Establish recovery point objectives and recovery time objectives for all data types Before you can determine what data belongs on what kind of storage device, you must decide your recovery point objectives (RPO) — the point in time to which data must be restored to ensure smooth recovery of business processes that the data supports — as well as your recovery time objectives (RTO), the maximum amount of time that you can afford for systems to be down after a failure. Without both an RPO and an RTO, you will not be able to implement a viable storage tier strategy. It’s not good enough to define one or the other; you have to specify both.
Inventory existing storage resources Chances are good that you already possess a number of the storage devices you need to implement a tiered strategy with a minimal investment in additional equipment and software. Find out exactly what you already have installed that can be repurposed into a tiered strategy.

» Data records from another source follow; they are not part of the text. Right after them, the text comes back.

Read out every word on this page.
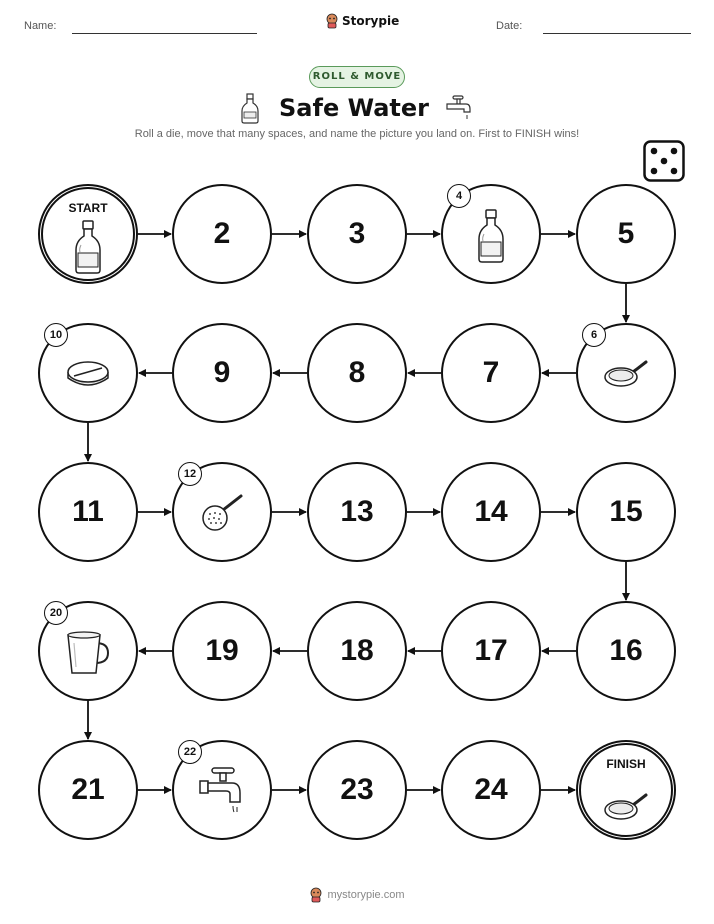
Name:	Storypie	Date:
ROLL & MOVE
Safe Water
Roll a die, move that many spaces, and name the picture you land on. First to FINISH wins!
START
2	3
4
5
6
7
8
9
10
11
12
13	14	15
16
17
18
19
20
21
22
23	24
FINISH
mystorypie.com
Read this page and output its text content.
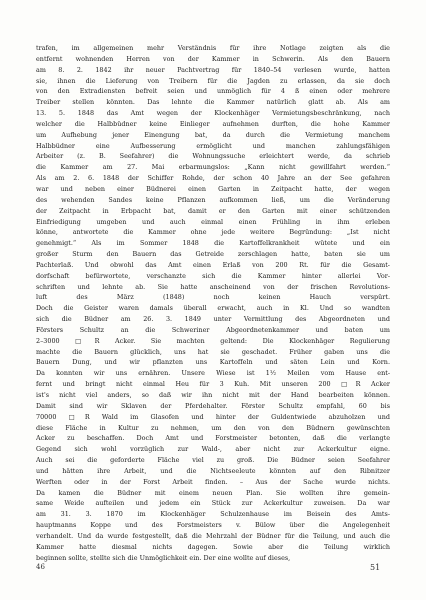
trafen, im allgemeinen mehr Verständnis für ihre Notlage zeigten als die
entfernt wohnenden Herren von der Kammer in Schwerin. Als den Bauern
am 8. 2. 1842 ihr neuer Pachtvertrag für 1840–54 verlesen wurde, hatten
sie, ihnen die Lieferung von Treibern für die Jagden zu erlassen, da sie doch
von den Extradiensten befreit seien und unmöglich für 4 ß einen oder mehrere
Treiber stellen könnten. Das lehnte die Kammer natürlich glatt ab. Als am
13. 5. 1848 das Amt wegen der Klockenhäger Vermietungsbeschränkung, nach
welcher die Halbbüdner keine Einlieger aufnehmen durften, die hohe Kammer
um Aufhebung jener Einengung bat, da durch die Vermietung manchem
Halbbüdner eine Aufbesserung ermöglicht und manchen zahlungsfähigen
Arbeiter (z. B. Seefahrer) die Wohnungssuche erleichtert werde, da schrieb
die Kammer am 27. Mai erbarmungslos: „Kann nicht gewillfahrt werden.“
Als am 2. 6. 1848 der Schiffer Rohde, der schon 40 Jahre an der See gefahren
war und neben einer Büdnerei einen Garten in Zeitpacht hatte, der wegen
des wehenden Sandes keine Pflanzen aufkommen ließ, um die Veränderung
der Zeitpacht in Erbpacht bat, damit er den Garten mit einer schützenden
Einfriedigung umgeben und auch einmal einen Frühling in ihm erleben
könne, antwortete die Kammer ohne jede weitere Begründung: „Ist nicht
genehmigt.“ Als im Sommer 1848 die Kartoffelkrankheit wütete und ein
großer Sturm den Bauern das Getreide zerschlagen hatte, baten sie um
Pachterlaß. Und obwohl das Amt einen Erlaß von 200 Rt. für die Gesamt-
dorfschaft befürwortete, verschanzte sich die Kammer hinter allerlei Vor-
schriften und lehnte ab. Sie hatte anscheinend von der frischen Revolutions-
luft des März (1848) noch keinen Hauch verspürt.
Doch die Geister waren damals überall erwacht, auch in Kl. Und so wandten
sich die Büdner am 26. 3. 1849 unter Vermittlung des Abgeordneten und
Försters Schultz an die Schweriner Abgeordnetenkammer und baten um
2–3000 □R Acker. Sie machten geltend: Die Klockenhäger Regulierung
machte die Bauern glücklich, uns hat sie geschadet. Früher gaben uns die
Bauern Dung, und wir pflanzten uns Kartoffeln und säten Lein und Korn.
Da konnten wir uns ernähren. Unsere Wiese ist 1½ Meilen vom Hause ent-
fernt und bringt nicht einmal Heu für 3 Kuh. Mit unseren 200 □R Acker
ist's nicht viel anders, so daß wir ihn nicht mit der Hand bearbeiten können.
Damit sind wir Sklaven der Pferdehalter. Förster Schultz empfahl, 60 bis
70000 □R Wald im Glasofen und hinter der Guldentwiede abzuholzen und
diese Fläche in Kultur zu nehmen, um den von den Büdnern gewünschten
Acker zu beschaffen. Doch Amt und Forstmeister betonten, daß die verlangte
Gegend sich wohl vorzüglich zur Wald-, aber nicht zur Ackerkultur eigne.
Auch sei die geforderte Fläche viel zu groß. Die Büdner seien Seefahrer
und hätten ihre Arbeit, und die Nichtseeleute könnten auf den Ribnitzer
Werften oder in der Forst Arbeit finden. – Aus der Sache wurde nichts.
Da kamen die Büdner mit einem neuen Plan. Sie wollten ihre gemein-
same Weide aufteilen und jedem ein Stück zur Ackerkultur zuweisen. Da war
am 31. 3. 1870 im Klockenhäger Schulzenhause im Beisein des Amts-
hauptmanns Koppe und des Forstmeisters v. Bülow über die Angelegenheit
verhandelt. Und da wurde festgestellt, daß die Mehrzahl der Büdner für die Teilung, und auch die
Kammer hatte diesmal nichts dagegen. Sowie aber die Teilung wirklich
beginnen sollte, stellte sich die Unmöglichkeit ein. Der eine wollte auf dieses,
46	51
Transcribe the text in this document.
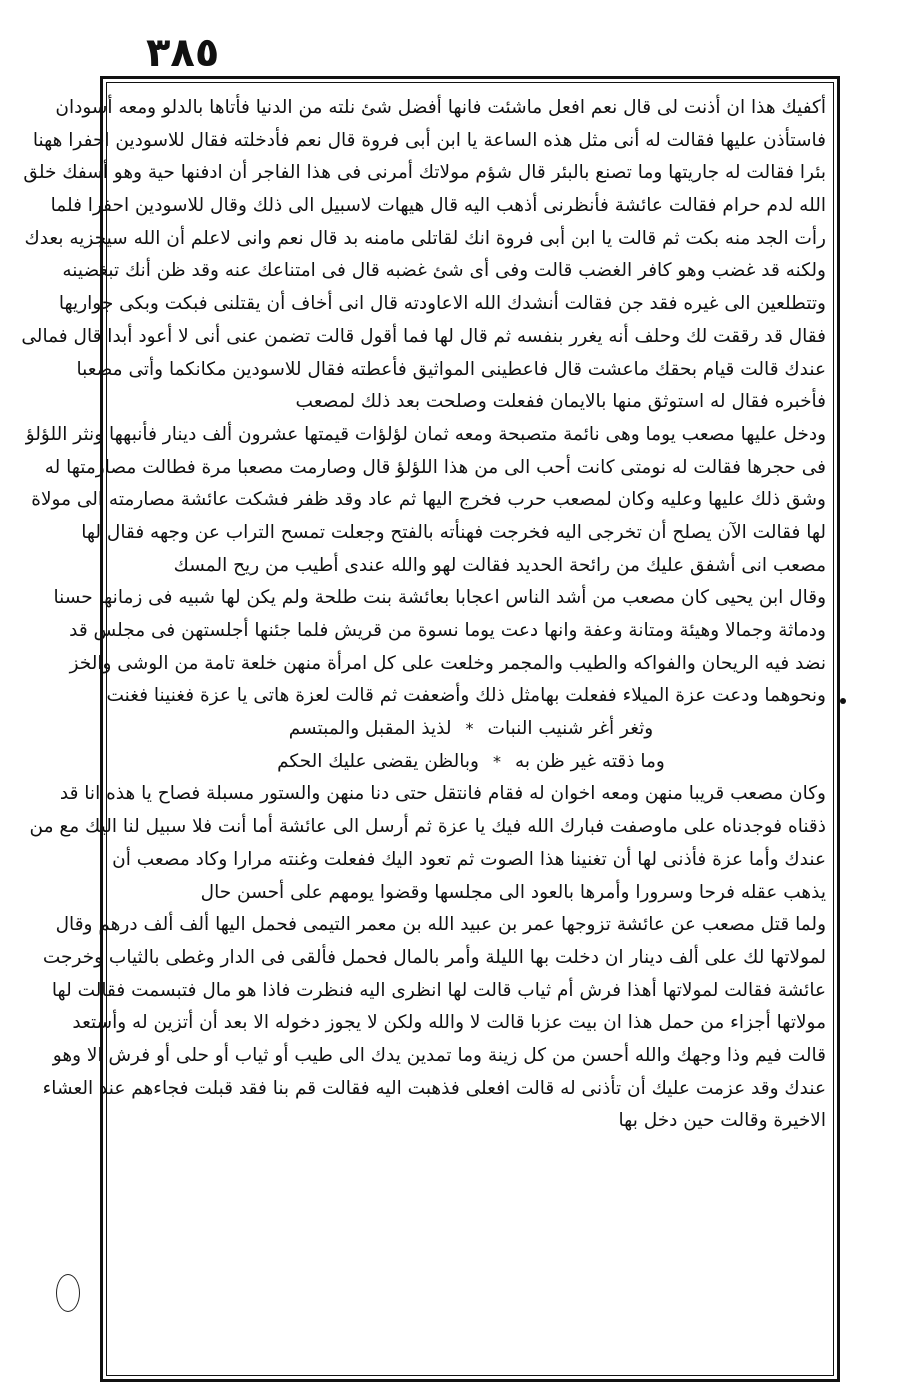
٣٨٥
أكفيك هذا ان أذنت لى قال نعم افعل ماشئت فانها أفضل شئ نلته من الدنيا فأتاها بالدلو ومعه أسودان
فاستأذن عليها فقالت له أنى مثل هذه الساعة يا ابن أبى فروة قال نعم فأدخلته فقال للاسودين احفرا ههنا
بئرا فقالت له جاريتها وما تصنع بالبئر قال شؤم مولاتك أمرنى فى هذا الفاجر أن ادفنها حية وهو أسفك خلق
الله لدم حرام فقالت عائشة فأنظرنى أذهب اليه قال هيهات لاسبيل الى ذلك وقال للاسودين احفرا فلما
رأت الجد منه بكت ثم قالت يا ابن أبى فروة انك لقاتلى مامنه بد قال نعم وانى لاعلم أن الله سيجزيه بعدك
ولكنه قد غضب وهو كافر الغضب قالت وفى أى شئ غضبه قال فى امتناعك عنه وقد ظن أنك تبغضينه
وتتطلعين الى غيره فقد جن فقالت أنشدك الله الاعاودته قال انى أخاف أن يقتلنى فبكت وبكى جواريها
فقال قد رققت لك وحلف أنه يغرر بنفسه ثم قال لها فما أقول قالت تضمن عنى أنى لا أعود أبدا قال فمالى
عندك قالت قيام بحقك ماعشت قال فاعطينى المواثيق فأعطته فقال للاسودين مكانكما وأتى مصعبا
فأخبره فقال له استوثق منها بالايمان ففعلت وصلحت بعد ذلك لمصعب
ودخل عليها مصعب يوما وهى نائمة متصبحة ومعه ثمان لؤلؤات قيمتها عشرون ألف دينار فأنبهها ونثر اللؤلؤ
فى حجرها فقالت له نومتى كانت أحب الى من هذا اللؤلؤ قال وصارمت مصعبا مرة فطالت مصارمتها له
وشق ذلك عليها وعليه وكان لمصعب حرب فخرج اليها ثم عاد وقد ظفر فشكت عائشة مصارمته الى مولاة
لها فقالت الآن يصلح أن تخرجى اليه فخرجت فهنأته بالفتح وجعلت تمسح التراب عن وجهه فقال لها
مصعب انى أشفق عليك من رائحة الحديد فقالت لهو والله عندى أطيب من ريح المسك
وقال ابن يحيى كان مصعب من أشد الناس اعجابا بعائشة بنت طلحة ولم يكن لها شبيه فى زمانها حسنا
ودماثة وجمالا وهيئة ومتانة وعفة وانها دعت يوما نسوة من قريش فلما جئنها أجلستهن فى مجلس قد
نضد فيه الريحان والفواكه والطيب والمجمر وخلعت على كل امرأة منهن خلعة تامة من الوشى والخز
ونحوهما ودعت عزة الميلاء ففعلت بهامثل ذلك وأضعفت ثم قالت لعزة هاتى يا عزة فغنينا فغنت
وثغر أغر شنيب النبات
*
لذيذ المقبل والمبتسم
وما ذقته غير ظن به
*
وبالظن يقضى عليك الحكم
وكان مصعب قريبا منهن ومعه اخوان له فقام فانتقل حتى دنا منهن والستور مسبلة فصاح يا هذه انا قد
ذقناه فوجدناه على ماوصفت فبارك الله فيك يا عزة ثم أرسل الى عائشة أما أنت فلا سبيل لنا اليك مع من
عندك وأما عزة فأذنى لها أن تغنينا هذا الصوت ثم تعود اليك ففعلت وغنته مرارا وكاد مصعب أن
يذهب عقله فرحا وسرورا وأمرها بالعود الى مجلسها وقضوا يومهم على أحسن حال
ولما قتل مصعب عن عائشة تزوجها عمر بن عبيد الله بن معمر التيمى فحمل اليها ألف ألف درهم وقال
لمولاتها لك على ألف دينار ان دخلت بها الليلة وأمر بالمال فحمل فألقى فى الدار وغطى بالثياب وخرجت
عائشة فقالت لمولاتها أهذا فرش أم ثياب قالت لها انظرى اليه فنظرت فاذا هو مال فتبسمت فقالت لها
مولاتها أجزاء من حمل هذا ان بيت عزبا قالت لا والله ولكن لا يجوز دخوله الا بعد أن أتزين له وأستعد
قالت فيم وذا وجهك والله أحسن من كل زينة وما تمدين يدك الى طيب أو ثياب أو حلى أو فرش الا وهو
عندك وقد عزمت عليك أن تأذنى له قالت افعلى فذهبت اليه فقالت قم بنا فقد قبلت فجاءهم عند العشاء
الاخيرة وقالت حين دخل بها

Consider how to best manage the increased complexity Moving to a tiered system always adds complexity to data center operations, but especially so if you switch from a single vendor to a multiple vendor storage environment. “Make sure you have the software tools, as well as the personnel to manage this cost-effectively,” says Mike Karp, a senior analyst and head of the storage practice at the Enterprise Management Associates, in Boulder, Colo. “You don’t want to gain efficiency in one area only to lose it in another.”
Approach the process in phases Rather than implementing it all at once, it’s best to start with one application and two data tiers, and proceed gradually from there. “This makes the process much more manageable — and there are still immediate and sizable benefits,” says Biggar.
All experts agree: Don’t write that P.O. for the new drive until you complete your upfront work. “There’s so much more involved than simply deciding what product to buy,” says Karp.
Establishing a tiered storage system involves a lot of upfront work and investment in both time and hardware and software. There’s no magic bullet for making it a success, warns Martins. But, he quickly adds, “It pays off in spades in the long run.”